Tip-over accidents are by far the most common cause of workplace injuries among forklift operators. And the most common cause of tip-over accidents is the gap that exists between a dock and truck, trailer, or railroad car it is loading or unloading.

Left unsecured, vehicles parked at the dock can move or shift, either by accident or because the driver unintentionally drove away. If this occurs while a forklift is between the dock the vehicle, it can be a fatal mistake -- even if a dock board is being used to fill the gap.

Securing Vehicles to the Dock

One of the best ways to eliminate this risk is to require drivers to chock their rear wheels whenever they park their vehicles at your dock. Consistently applying this rule will ensure trucks can't drift away from the dock or accidentally drive away.

Having a driveway that is pitched at an angle towards the dock can instill a false sense of security among forklift operators. While the angle will help prevent trailer drift, it offers no protection against drive-offs.

Another way to neutralize this threat is to secure the trailer to the dock using a vehicle restraint system that is mounted to the dock. These chains or wires clamp onto a bar below the trailer as it backs into position and automatically signals when the restraint is engaged or if the truck starts to move.

Freestanding Trailers

In some cases, trailers will be left at the dock without having a tractor attached. In these instances, the trailer jacks should be engaged to prevent the trailer from tipping upward when the heavy forklift drives onto its back end while loading or unloading.
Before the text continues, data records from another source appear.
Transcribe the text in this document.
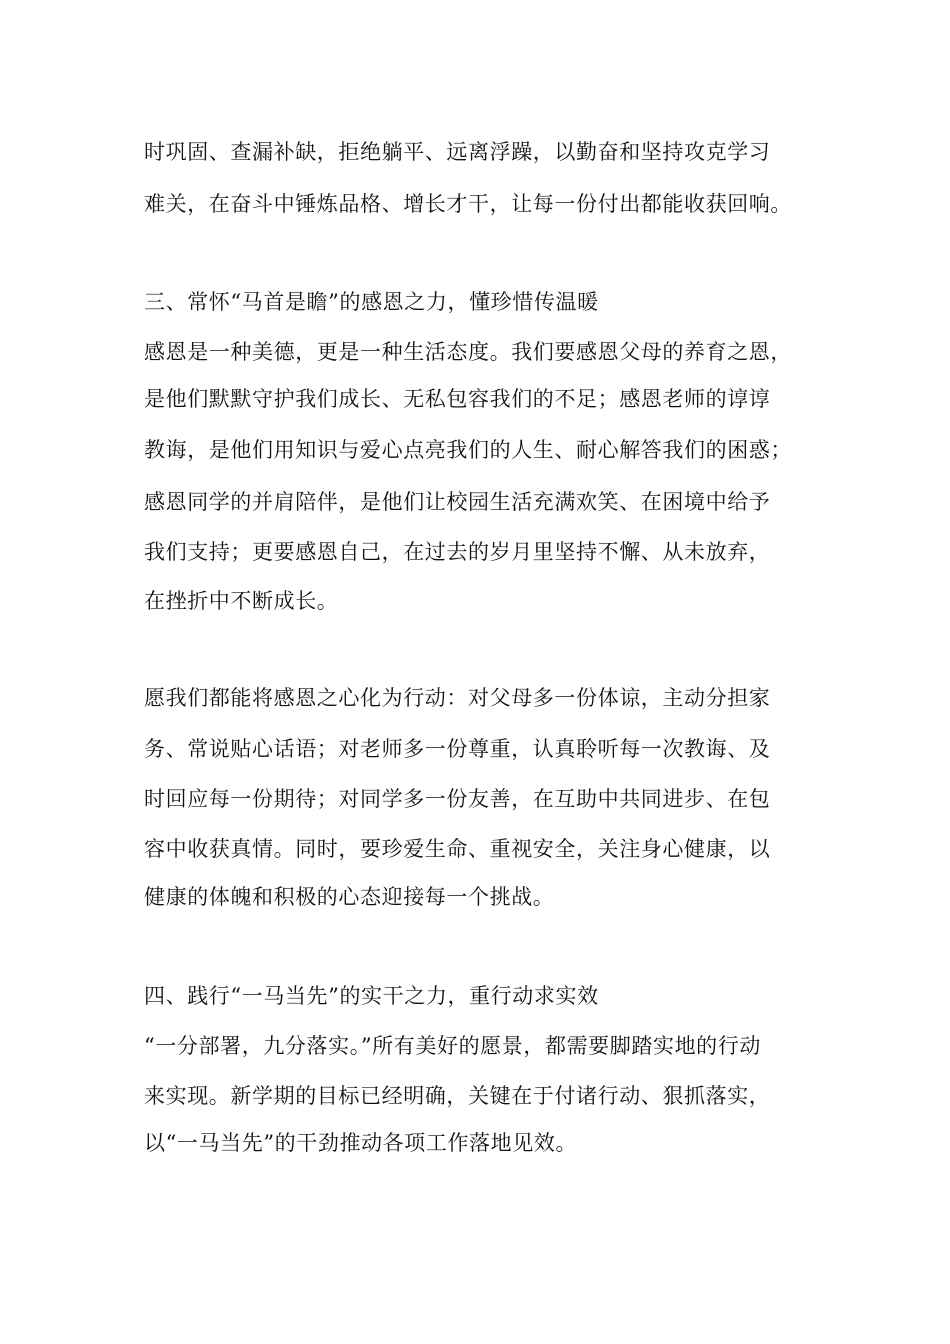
时巩固、查漏补缺，拒绝躺平、远离浮躁，以勤奋和坚持攻克学习
难关，在奋斗中锤炼品格、增长才干，让每一份付出都能收获回响。
三、常怀“马首是瞻”的感恩之力，懂珍惜传温暖
感恩是一种美德，更是一种生活态度。我们要感恩父母的养育之恩，
是他们默默守护我们成长、无私包容我们的不足；感恩老师的谆谆
教诲，是他们用知识与爱心点亮我们的人生、耐心解答我们的困惑；
感恩同学的并肩陪伴，是他们让校园生活充满欢笑、在困境中给予
我们支持；更要感恩自己，在过去的岁月里坚持不懈、从未放弃，
在挫折中不断成长。
愿我们都能将感恩之心化为行动：对父母多一份体谅，主动分担家
务、常说贴心话语；对老师多一份尊重，认真聆听每一次教诲、及
时回应每一份期待；对同学多一份友善，在互助中共同进步、在包
容中收获真情。同时，要珍爱生命、重视安全，关注身心健康，以
健康的体魄和积极的心态迎接每一个挑战。
四、践行“一马当先”的实干之力，重行动求实效
“一分部署，九分落实。”所有美好的愿景，都需要脚踏实地的行动
来实现。新学期的目标已经明确，关键在于付诸行动、狠抓落实，
以“一马当先”的干劲推动各项工作落地见效。
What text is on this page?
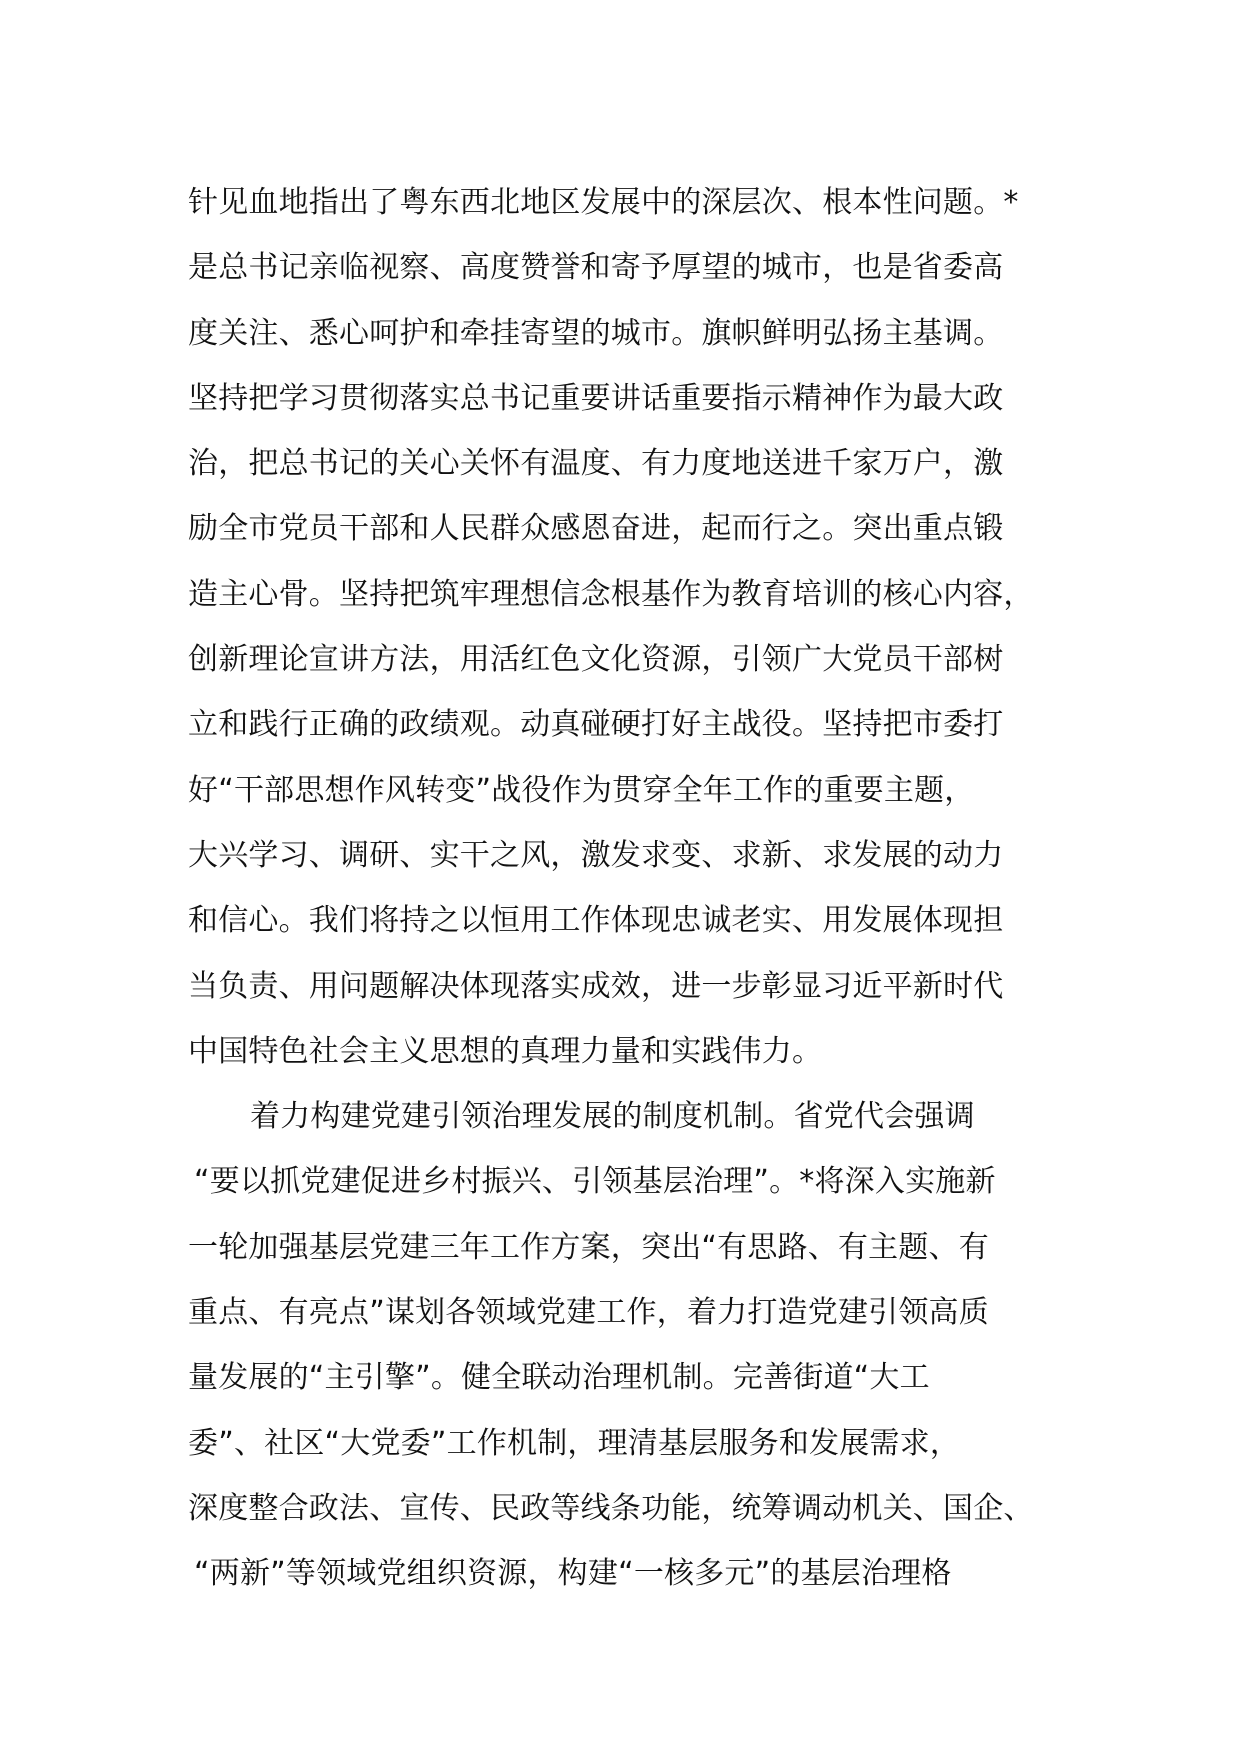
针见血地指出了粤东西北地区发展中的深层次、根本性问题。*
是总书记亲临视察、高度赞誉和寄予厚望的城市，也是省委高
度关注、悉心呵护和牵挂寄望的城市。旗帜鲜明弘扬主基调。
坚持把学习贯彻落实总书记重要讲话重要指示精神作为最大政
治，把总书记的关心关怀有温度、有力度地送进千家万户，激
励全市党员干部和人民群众感恩奋进，起而行之。突出重点锻
造主心骨。坚持把筑牢理想信念根基作为教育培训的核心内容，
创新理论宣讲方法，用活红色文化资源，引领广大党员干部树
立和践行正确的政绩观。动真碰硬打好主战役。坚持把市委打
好“干部思想作风转变”战役作为贯穿全年工作的重要主题，
大兴学习、调研、实干之风，激发求变、求新、求发展的动力
和信心。我们将持之以恒用工作体现忠诚老实、用发展体现担
当负责、用问题解决体现落实成效，进一步彰显习近平新时代
中国特色社会主义思想的真理力量和实践伟力。
着力构建党建引领治理发展的制度机制。省党代会强调
“要以抓党建促进乡村振兴、引领基层治理”。*将深入实施新
一轮加强基层党建三年工作方案，突出“有思路、有主题、有
重点、有亮点”谋划各领域党建工作，着力打造党建引领高质
量发展的“主引擎”。健全联动治理机制。完善街道“大工
委”、社区“大党委”工作机制，理清基层服务和发展需求，
深度整合政法、宣传、民政等线条功能，统筹调动机关、国企、
“两新”等领域党组织资源，构建“一核多元”的基层治理格
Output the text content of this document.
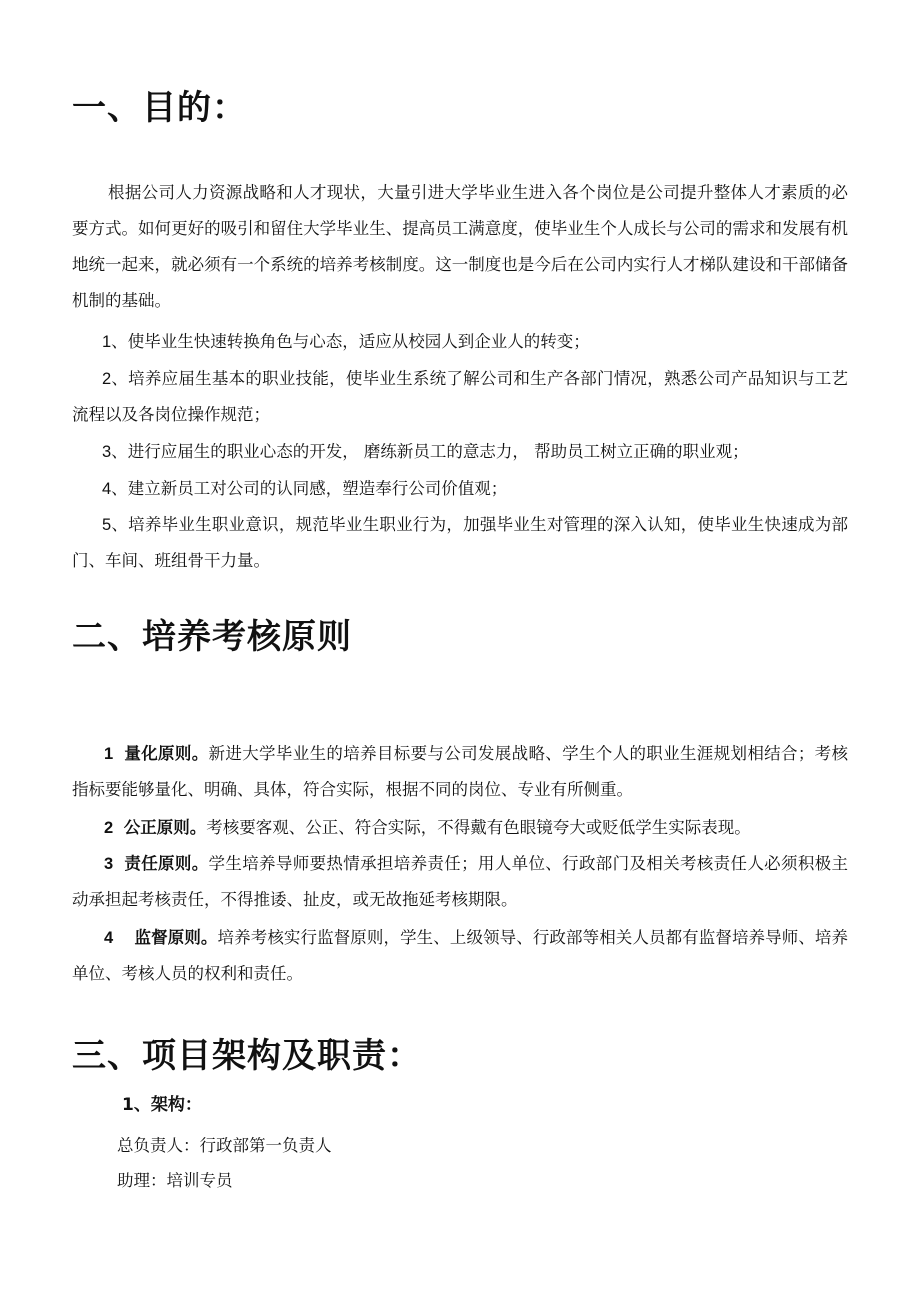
一、目的：

根据公司人力资源战略和人才现状，大量引进大学毕业生进入各个岗位是公司提升整体人才素质的必要方式。如何更好的吸引和留住大学毕业生、提高员工满意度，使毕业生个人成长与公司的需求和发展有机地统一起来，就必须有一个系统的培养考核制度。这一制度也是今后在公司内实行人才梯队建设和干部储备机制的基础。

1、使毕业生快速转换角色与心态，适应从校园人到企业人的转变；

2、培养应届生基本的职业技能，使毕业生系统了解公司和生产各部门情况，熟悉公司产品知识与工艺流程以及各岗位操作规范；

3、进行应届生的职业心态的开发， 磨练新员工的意志力， 帮助员工树立正确的职业观；

4、建立新员工对公司的认同感，塑造奉行公司价值观；

5、培养毕业生职业意识，规范毕业生职业行为，加强毕业生对管理的深入认知，使毕业生快速成为部门、车间、班组骨干力量。

二、培养考核原则

1 量化原则。新进大学毕业生的培养目标要与公司发展战略、学生个人的职业生涯规划相结合；考核指标要能够量化、明确、具体，符合实际，根据不同的岗位、专业有所侧重。

2 公正原则。考核要客观、公正、符合实际，不得戴有色眼镜夸大或贬低学生实际表现。

3 责任原则。学生培养导师要热情承担培养责任；用人单位、行政部门及相关考核责任人必须积极主动承担起考核责任，不得推诿、扯皮，或无故拖延考核期限。

4 监督原则。培养考核实行监督原则，学生、上级领导、行政部等相关人员都有监督培养导师、培养单位、考核人员的权利和责任。

三、项目架构及职责：
1、架构：

总负责人：行政部第一负责人

助理：培训专员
Similarly, portable dock boards also can shift. Many feature pins that are inserted into the sides and hang out below the board to prevent it from moving. Care needs to be taken to avoid taking shortcuts by not using these pins.

Plus, portable dock boards need to have handholds or lugs that allow the forklift operator to pick it up with their vehicle. This helps prevent the crushed fingers or toes or back injuries that frequently occur when dock plates are picked up by hand.

Alert dock employees of the dock's edge by painting it bright yellow or with alternating black and yellow stripes. It's also a good idea to consider installing a bull rail that prevents forklift wheels from slipping off the sides of ramps or dock edges.